Be aware, visualisation is not imagination. Visualisation is the construction of images through conscious steps towards a defined goal. Imagination is a spontaneous process, not guided by a conscious thought, we imagine what we already have in our subconscious. By visualisation we actively rewrite our subconscious.

To exercise your visualisation abilities, envision a serene landscape and observe the gradual growth of a seed into a fully formed tree. Visualise the intricate process of transformation, from the initial sprout to the majestic canopy stretching towards the sky. Through this exercise, you also cultivate your observation and concentration skills.


Introspection is the inner exploration of ourselves, to trace the sources of our emotional and rational behaviour. With the goal of understanding why we do the things we do, why we react the way we react. We study the thoughts and emotion forms we harbour in our subconscious and we express daily.
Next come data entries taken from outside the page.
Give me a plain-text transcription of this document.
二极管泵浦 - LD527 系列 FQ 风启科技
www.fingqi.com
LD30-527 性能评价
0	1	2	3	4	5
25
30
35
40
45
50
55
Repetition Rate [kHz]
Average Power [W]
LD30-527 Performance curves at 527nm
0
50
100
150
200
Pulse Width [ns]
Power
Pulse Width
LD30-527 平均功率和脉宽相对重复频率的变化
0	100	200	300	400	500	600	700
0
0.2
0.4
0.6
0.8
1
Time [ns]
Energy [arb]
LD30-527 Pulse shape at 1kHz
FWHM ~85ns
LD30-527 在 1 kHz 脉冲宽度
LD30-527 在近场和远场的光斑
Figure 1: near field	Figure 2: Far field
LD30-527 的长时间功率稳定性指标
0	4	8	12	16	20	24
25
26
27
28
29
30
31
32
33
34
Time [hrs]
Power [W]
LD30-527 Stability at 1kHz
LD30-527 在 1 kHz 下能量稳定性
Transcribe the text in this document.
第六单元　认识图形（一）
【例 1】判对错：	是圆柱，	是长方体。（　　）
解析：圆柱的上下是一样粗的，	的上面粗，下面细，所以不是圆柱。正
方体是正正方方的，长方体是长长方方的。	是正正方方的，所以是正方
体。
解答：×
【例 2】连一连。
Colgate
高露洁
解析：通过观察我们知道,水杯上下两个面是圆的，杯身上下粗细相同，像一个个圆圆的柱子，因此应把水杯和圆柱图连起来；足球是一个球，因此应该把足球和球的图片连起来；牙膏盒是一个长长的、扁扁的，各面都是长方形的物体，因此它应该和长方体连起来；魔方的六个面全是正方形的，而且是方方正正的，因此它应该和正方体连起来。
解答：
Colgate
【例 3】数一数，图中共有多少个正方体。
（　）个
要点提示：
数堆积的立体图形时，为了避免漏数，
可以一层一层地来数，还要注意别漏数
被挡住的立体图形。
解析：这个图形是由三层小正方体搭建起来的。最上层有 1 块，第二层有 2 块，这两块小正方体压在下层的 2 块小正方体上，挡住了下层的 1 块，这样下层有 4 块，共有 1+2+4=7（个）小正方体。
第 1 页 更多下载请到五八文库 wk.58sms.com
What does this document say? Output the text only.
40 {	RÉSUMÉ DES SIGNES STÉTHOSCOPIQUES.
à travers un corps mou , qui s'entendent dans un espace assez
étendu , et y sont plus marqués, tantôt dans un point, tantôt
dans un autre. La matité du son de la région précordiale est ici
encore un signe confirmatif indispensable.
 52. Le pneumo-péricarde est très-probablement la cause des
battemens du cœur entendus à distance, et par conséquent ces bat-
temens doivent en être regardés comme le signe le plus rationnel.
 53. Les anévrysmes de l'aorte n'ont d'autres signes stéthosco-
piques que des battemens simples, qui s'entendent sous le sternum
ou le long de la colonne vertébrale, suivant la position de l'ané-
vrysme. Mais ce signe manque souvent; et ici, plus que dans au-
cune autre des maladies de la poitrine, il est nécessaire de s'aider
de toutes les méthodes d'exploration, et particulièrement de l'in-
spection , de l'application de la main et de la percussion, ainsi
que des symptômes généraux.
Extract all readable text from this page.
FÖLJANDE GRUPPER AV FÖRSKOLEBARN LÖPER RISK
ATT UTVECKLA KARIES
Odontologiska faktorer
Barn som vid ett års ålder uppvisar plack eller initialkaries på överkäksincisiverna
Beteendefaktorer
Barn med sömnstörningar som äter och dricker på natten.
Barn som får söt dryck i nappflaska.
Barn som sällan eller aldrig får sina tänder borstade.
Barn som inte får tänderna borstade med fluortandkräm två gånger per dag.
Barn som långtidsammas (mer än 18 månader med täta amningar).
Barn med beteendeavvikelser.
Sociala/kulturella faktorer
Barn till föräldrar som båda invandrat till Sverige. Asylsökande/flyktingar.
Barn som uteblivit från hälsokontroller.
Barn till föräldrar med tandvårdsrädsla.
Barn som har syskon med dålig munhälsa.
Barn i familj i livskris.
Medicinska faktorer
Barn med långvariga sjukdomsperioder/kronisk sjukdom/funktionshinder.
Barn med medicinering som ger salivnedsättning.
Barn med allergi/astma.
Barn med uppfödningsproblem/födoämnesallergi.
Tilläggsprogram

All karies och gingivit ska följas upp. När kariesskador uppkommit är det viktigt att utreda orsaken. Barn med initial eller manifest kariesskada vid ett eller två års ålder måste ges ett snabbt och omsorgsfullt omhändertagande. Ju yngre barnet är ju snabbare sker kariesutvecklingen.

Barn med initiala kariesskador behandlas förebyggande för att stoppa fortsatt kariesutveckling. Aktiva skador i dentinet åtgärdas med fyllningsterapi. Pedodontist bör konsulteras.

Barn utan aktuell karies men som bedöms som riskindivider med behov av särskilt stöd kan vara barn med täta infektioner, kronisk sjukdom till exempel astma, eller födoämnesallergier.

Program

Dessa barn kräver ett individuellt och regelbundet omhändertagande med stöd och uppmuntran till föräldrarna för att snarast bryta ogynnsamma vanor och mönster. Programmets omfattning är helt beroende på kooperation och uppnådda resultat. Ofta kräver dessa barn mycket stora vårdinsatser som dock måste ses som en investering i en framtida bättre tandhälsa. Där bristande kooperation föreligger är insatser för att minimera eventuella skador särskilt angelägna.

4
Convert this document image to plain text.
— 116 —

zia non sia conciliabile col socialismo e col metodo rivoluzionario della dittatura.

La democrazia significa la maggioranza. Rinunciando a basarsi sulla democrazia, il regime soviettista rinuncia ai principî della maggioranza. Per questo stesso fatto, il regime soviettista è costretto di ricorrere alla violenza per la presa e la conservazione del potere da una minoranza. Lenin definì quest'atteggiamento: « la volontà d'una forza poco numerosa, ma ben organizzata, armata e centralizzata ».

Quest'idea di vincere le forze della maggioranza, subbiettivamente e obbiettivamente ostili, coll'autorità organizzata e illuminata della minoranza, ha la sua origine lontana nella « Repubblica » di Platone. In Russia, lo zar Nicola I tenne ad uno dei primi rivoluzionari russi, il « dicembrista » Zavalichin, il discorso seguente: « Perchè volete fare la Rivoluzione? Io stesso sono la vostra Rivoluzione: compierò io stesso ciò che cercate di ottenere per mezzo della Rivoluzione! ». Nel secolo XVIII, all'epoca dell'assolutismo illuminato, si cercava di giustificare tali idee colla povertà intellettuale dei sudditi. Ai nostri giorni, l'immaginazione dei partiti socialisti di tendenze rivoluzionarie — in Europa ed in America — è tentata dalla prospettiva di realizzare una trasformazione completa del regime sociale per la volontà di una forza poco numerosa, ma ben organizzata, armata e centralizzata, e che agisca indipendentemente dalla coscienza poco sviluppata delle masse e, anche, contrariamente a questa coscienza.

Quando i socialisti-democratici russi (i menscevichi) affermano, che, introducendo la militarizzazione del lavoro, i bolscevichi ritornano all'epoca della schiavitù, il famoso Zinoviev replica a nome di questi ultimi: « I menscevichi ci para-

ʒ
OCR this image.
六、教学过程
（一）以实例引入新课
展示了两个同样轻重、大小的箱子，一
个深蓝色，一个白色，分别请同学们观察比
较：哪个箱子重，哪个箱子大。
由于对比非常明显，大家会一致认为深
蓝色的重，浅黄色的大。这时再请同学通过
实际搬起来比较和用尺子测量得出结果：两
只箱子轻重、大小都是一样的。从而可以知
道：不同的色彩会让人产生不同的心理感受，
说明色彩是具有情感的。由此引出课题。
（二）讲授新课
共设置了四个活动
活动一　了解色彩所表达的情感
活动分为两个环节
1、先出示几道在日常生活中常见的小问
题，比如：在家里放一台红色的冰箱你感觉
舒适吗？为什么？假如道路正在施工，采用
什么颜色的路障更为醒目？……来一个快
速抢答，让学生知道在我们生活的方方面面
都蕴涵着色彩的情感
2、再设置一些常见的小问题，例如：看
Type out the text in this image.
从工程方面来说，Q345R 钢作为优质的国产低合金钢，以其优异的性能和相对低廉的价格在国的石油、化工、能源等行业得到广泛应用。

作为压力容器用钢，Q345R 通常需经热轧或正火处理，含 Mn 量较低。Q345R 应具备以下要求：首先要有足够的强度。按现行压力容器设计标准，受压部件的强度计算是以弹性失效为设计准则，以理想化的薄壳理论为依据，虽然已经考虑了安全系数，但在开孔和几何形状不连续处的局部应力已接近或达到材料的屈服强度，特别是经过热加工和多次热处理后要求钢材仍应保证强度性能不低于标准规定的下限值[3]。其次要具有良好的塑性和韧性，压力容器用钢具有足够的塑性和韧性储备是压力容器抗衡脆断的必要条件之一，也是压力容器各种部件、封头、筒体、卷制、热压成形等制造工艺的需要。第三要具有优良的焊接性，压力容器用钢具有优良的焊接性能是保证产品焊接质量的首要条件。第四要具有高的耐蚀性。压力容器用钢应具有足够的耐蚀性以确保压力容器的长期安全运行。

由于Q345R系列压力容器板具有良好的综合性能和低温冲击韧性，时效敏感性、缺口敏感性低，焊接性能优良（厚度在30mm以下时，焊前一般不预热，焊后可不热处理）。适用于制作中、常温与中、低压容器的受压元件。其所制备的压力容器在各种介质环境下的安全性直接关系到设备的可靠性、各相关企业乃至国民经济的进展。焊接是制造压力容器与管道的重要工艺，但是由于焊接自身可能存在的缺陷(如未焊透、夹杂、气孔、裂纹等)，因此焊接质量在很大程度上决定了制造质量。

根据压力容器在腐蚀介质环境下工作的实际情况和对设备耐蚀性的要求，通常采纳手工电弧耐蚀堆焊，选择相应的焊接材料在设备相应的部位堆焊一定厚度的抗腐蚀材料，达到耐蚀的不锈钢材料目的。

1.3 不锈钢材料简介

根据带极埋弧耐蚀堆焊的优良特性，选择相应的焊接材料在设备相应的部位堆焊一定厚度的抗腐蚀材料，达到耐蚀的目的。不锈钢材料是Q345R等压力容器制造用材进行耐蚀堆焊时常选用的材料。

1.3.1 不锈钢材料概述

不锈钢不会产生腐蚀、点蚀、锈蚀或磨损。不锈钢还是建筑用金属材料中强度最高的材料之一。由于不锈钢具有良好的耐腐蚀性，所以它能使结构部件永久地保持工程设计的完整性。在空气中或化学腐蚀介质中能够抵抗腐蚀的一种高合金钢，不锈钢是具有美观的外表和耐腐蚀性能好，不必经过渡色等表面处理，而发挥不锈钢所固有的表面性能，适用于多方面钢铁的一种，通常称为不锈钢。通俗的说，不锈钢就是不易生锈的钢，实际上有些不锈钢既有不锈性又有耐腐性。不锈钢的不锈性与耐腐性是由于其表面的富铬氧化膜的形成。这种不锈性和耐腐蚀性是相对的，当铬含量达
With introspection we determine which subject we should work on during meditation. Introspection is usually done daily, at the end of the day.


Meditation consists of mainly two parts. First part consists of calming the thoughts and emotions as a preparation phase. The second part involves a series of successive reflections towards developing the conditions for an intimate exposure to the sacred energies. 

With the subject determined by the observation during introspection, and using both concentration and visualisation, we move beyond the subjective experience of our daily misguided thoughts and actions. We align ourselves with the universal and eternal in this transformation.


In the practice of meditation, progress occurs gradually and at different levels. Whether it is grand or small, every step you take holds significance. Rushing ahead is not feasible. Rather, you must proceed steadily, mastering each step of the journey before advancing further. It is the unwavering faith and will-power that fuels the courage to persevere despite difficulty or delay.

We all must begin somewhere. There is work for those just beginning, there is work for those on the way. Patience and moderation are the rule. Excessive exercise can lead to over-meditation, which has no positive outcome. Practice for about fifteen minutes at least once or twice daily.